5 questions to test your understanding

Score: 0 / 5
Question 1 Multiple Choice

Two true-breeding white-flowered plant varieties (AABB and aabb) are crossed. All F1 plants have purple flowers. F1 × F1 crosses give F2 offspring in a 9:7 ratio of purple:white. What does this pattern tell you about the relationship between the two genes?
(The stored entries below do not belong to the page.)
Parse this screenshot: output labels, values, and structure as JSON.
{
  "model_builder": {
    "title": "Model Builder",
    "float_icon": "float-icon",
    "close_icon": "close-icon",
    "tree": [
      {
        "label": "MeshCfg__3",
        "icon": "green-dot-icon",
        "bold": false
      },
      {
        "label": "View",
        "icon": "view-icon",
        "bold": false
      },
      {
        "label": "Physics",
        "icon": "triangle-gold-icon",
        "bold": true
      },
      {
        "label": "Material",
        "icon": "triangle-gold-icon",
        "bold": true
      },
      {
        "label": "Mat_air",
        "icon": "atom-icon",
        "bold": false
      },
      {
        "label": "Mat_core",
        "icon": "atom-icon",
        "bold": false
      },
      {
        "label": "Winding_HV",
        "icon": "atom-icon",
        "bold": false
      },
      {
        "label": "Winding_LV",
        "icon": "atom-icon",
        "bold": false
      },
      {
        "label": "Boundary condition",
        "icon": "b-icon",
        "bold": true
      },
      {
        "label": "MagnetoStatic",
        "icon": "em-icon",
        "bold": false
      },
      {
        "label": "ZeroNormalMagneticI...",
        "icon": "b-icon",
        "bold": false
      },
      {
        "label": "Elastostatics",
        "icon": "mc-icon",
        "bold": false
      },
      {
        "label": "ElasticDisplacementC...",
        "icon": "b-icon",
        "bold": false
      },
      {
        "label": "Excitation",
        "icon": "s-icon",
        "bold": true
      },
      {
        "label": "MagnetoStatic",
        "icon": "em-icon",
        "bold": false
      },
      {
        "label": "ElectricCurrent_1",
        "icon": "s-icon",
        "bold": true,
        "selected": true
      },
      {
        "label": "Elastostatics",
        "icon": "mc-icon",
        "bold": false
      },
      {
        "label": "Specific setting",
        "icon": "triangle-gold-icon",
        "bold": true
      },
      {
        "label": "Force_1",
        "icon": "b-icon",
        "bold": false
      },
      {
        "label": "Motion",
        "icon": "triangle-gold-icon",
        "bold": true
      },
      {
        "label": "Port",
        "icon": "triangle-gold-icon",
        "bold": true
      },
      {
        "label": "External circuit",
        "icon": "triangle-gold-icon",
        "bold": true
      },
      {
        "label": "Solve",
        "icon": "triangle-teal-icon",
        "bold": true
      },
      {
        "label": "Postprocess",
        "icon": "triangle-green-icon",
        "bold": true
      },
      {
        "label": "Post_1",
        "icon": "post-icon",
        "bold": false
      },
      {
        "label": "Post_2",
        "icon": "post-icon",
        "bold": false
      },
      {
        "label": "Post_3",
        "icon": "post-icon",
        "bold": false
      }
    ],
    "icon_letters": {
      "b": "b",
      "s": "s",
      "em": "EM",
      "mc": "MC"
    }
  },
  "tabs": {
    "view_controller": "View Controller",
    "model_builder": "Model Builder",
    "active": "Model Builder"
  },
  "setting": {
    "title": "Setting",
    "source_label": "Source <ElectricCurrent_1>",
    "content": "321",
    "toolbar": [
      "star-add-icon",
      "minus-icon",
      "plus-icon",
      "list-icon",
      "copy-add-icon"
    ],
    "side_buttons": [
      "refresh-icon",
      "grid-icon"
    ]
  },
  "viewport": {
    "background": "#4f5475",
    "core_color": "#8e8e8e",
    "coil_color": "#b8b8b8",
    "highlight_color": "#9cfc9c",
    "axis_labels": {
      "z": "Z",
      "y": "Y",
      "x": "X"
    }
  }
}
AGene A is epistatic to Gene B — a dominant A allele prevents Gene B from being expressed, producing a 9:7 modified ratio
BBoth genes must each contribute a functional product to produce purple pigment; losing either one results in white, regardless of the other gene's genotype
CThe two white-flowered parents carried the same recessive mutation, and the F1 plants are heterozygous at both loci
DThe 9:7 ratio indicates incomplete dominance at both loci, producing three phenotypic classes instead of four
Question 2 Multiple Choice

In dominant epistasis producing a 12:3:1 ratio, what is the biochemical logic that generates the 12-class phenotype?

AThe 12 class includes all individuals with at least one dominant A allele, because A overrides Gene B by directly suppressing its transcription
BThe 12 class includes A_B_ (9) plus A_bb (3) — all individuals where Gene A is functional, regardless of Gene B, because Gene A supplies a substrate that only Gene B converts further
CThe 12 class arises because dominant alleles at either locus produce the same phenotype through redundant pathways
DGene A is hypostatic to Gene B — it requires a functional B product before it can act
Question 3 True / False

Modified dihybrid ratios like 12:3:1 or 9:7 result from violations of Mendel's law of segregation — alleles at epistatic loci do not segregate in the expected 1:2:1 ratios.

TTrue
FFalse
Question 4 True / False

A 9:7 phenotypic ratio from a dihybrid F2 cross and a 9:3:4 ratio both sum to 16 and both involve two genes that interact, but they indicate different types of gene interaction.

TTrue
FFalse
Question 5 Short Answer

Why do modified dihybrid ratios (like 9:7 or 12:3:1) always sum to 16, and what does this tell us about what Mendel's laws are — and are not — being violated?